NYC Speed Cameras Get 'Dramatic Expansion' From State Lawmakers

March 20, 2019, 9:43 a.m.

New York City's school zone speed camera program is set to expand significantly, after state lawmakers passed legislation on Tuesday authorizing new cameras at more than 600 new schools

Amy Cohen, a founding member of Families for Safe Streets, at a rally to save speed cameras this past summer

Amy Cohen, a founding member of Families for Safe Streets, at a rally to save speed cameras this past summer

New York City's school zone speed camera program is set to expand significantly, after state lawmakers passed legislation on Tuesday authorizing new cameras at more than 600 new schools, on top of the 140 devices that are currently operational. Following the vote, Governor Andrew Cuomo, who'd previously called for a more modest increase as part of his executive budget, pledged to sign the bill into law.

"I actually went to great lengths last year when the Senate wouldn't approve speed cameras, we came through with a creative vehicle to do it through executive order," the governor told reporters. "So I support the speed cameras, and I'll sign it."

As a result of the legislation, the cameras will be installed at 750 schools, covering every elementary school in the city as well as several middle and high schools, according to officials. The bill mandates that the cameras be turned on between 6 a.m. and 10 p.m. on weekdays—an extension from the law's previously vague guidance that they should be on during "school hours"—and defines the zones as within a quarter mile from a school's entrance.

"We have been fighting for years to protect more New Yorkers from reckless drivers, so we're pleased to finally see this new state legislature approve a dramatic expansion of the life-saving speed safety camera program," said Amy Cohen, the founding member of Families for Safe Streets, in a statement.

Assemblymember Deborah Glick sponsored the bill in the assembly, while State Senator Andrew Gounardes, the freshman legislator who ousted speed camera opponent Marty Golden last year, introduced the senate version.

“As someone who’s own family has suffered a loss to traffic violence, this is an issue that’s deeply personal to me,” Gounardes said during a press conference on Tuesday. "Today we are depoliticizing the issue of pedestrian safety, and we are reaffirming once and for all that no pedestrian should live in fear of crossing the street, regardless of their age.“

Pedestrian deaths in New York City increased slightly in 2018, and total pedestrian and cyclist fatalities are currently up 15 percent from this time last year, according to data maintained by the NYPD. The speed cameras already installed in New York City have been shown to reduce speeding by 63 percent, and pedestrian injuries by 23 percent.

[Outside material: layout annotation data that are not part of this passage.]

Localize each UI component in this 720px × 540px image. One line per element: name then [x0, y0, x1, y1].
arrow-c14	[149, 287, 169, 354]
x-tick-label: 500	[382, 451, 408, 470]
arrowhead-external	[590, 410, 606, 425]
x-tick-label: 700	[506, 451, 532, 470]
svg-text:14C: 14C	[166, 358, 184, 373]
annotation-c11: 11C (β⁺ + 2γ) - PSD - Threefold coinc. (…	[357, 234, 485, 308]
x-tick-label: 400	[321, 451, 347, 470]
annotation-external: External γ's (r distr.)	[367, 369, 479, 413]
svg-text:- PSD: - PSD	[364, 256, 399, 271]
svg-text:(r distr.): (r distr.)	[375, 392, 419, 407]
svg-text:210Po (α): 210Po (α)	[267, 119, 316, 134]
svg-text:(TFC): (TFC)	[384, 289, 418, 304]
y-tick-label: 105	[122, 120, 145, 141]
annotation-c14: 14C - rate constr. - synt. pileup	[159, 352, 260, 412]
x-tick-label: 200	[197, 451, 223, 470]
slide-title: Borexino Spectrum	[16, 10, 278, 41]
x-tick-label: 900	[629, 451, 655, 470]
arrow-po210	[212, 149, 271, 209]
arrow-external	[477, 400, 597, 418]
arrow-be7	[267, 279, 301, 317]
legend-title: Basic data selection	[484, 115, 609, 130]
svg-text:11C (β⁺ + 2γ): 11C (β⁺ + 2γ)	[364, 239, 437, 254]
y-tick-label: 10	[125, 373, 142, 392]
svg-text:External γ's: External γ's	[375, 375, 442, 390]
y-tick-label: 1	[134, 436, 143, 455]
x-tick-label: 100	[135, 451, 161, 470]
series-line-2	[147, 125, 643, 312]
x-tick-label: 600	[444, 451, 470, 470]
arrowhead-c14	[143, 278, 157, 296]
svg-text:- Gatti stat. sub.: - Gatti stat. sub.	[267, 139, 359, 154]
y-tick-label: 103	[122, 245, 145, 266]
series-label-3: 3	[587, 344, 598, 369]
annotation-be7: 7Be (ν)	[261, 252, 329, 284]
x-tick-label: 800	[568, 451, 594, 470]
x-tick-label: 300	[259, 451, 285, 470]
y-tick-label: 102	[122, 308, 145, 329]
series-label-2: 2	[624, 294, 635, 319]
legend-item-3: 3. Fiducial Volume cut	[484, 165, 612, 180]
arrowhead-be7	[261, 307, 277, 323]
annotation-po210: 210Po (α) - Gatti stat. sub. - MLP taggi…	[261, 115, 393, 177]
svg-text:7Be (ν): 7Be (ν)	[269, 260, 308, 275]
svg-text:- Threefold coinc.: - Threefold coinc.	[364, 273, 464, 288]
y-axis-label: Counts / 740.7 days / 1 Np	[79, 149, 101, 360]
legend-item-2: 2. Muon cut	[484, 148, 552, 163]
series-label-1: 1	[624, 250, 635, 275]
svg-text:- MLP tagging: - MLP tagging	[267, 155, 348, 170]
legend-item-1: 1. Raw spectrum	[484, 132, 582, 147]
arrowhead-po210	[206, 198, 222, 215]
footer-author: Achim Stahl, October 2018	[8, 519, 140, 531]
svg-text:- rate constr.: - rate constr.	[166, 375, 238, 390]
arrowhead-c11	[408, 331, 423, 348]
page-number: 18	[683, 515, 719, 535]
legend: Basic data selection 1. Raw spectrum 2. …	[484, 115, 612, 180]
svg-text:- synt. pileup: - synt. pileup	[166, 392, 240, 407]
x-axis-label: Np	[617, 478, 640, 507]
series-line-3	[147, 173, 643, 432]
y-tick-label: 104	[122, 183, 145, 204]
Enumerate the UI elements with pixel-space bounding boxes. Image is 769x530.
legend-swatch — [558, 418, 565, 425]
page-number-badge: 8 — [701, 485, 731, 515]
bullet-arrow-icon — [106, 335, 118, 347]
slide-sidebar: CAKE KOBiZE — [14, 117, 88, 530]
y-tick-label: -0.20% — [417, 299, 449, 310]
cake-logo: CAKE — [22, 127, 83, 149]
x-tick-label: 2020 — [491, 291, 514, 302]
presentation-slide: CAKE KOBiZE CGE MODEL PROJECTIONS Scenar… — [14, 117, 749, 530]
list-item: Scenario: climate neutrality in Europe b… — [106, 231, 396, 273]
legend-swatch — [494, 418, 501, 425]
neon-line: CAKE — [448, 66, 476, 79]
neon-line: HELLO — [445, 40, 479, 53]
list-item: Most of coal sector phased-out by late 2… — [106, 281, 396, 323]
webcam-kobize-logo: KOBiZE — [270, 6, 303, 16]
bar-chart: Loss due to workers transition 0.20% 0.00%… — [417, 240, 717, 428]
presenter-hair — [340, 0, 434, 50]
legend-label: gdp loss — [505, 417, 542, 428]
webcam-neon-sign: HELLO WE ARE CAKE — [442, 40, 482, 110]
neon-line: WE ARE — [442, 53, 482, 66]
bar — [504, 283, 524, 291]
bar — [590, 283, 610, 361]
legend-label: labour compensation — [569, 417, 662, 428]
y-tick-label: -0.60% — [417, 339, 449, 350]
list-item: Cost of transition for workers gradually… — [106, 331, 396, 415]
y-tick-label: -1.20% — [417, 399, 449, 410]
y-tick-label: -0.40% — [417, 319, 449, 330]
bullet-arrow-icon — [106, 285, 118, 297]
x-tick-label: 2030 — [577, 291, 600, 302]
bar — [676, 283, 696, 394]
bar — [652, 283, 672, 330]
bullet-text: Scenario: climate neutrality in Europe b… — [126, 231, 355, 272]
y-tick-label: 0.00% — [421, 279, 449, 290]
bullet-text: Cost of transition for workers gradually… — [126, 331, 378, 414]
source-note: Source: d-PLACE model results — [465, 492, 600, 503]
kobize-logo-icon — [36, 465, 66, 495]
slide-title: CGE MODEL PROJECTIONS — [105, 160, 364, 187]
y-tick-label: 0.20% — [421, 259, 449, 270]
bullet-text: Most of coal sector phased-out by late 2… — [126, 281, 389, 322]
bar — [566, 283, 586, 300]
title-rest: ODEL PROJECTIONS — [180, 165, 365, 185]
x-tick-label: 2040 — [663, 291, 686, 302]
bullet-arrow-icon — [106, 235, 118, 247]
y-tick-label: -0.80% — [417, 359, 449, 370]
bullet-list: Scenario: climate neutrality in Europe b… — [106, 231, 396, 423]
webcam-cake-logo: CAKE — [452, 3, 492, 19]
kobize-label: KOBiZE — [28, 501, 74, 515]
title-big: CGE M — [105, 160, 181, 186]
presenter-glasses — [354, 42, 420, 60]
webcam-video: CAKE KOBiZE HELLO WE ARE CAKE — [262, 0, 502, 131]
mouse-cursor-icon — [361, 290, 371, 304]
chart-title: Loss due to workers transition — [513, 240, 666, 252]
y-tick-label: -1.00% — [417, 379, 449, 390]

Still, questions about the cameras—how many there should be, who should control them, and when they should operate—has been a point of contention in Albany since the pilot program was launched five years ago. After the Republican-controlled state senate blocked the program's renewal last Spring, the speed cameras briefly went dark, and were only reactivated through a work-around agreement reached with help from Mayor Bill de Blasio and the City Council.

Now, oversight of the speed camera program will once again return to the Democratic-controlled State Senate and Assembly. And while transit advocates are celebrating the program's expansion, some local officials have raised the question of whether deployment of the traffic-calming measures should be the responsibility of the city.

"What [Cuomo] really should be doing is giving the city the authority to run our own program so we can cover every single school," City Councilman Brad Lander told Gothamist earlier this year. Likewise, City Council Speaker Corey Johnson criticized Cuomo's executive proposal, noting that it did not allow for "an unlimited number of speed cameras," as his own city council bill did.

In his own statement on Tuesday, Mayor Bill de Blasio praised the state legislature, and did not mention the issue of municipal control.

"The Assembly and Senate deserve great credit in passing a dramatic expansion of our life-saving speed camera program," the mayor said. "We will stop at nothing to aggressively pursue tools like speed cameras that we know slow down drivers and save lives around schools across the city. Vision Zero is working and more speed cameras will only deepen that progress on our streets."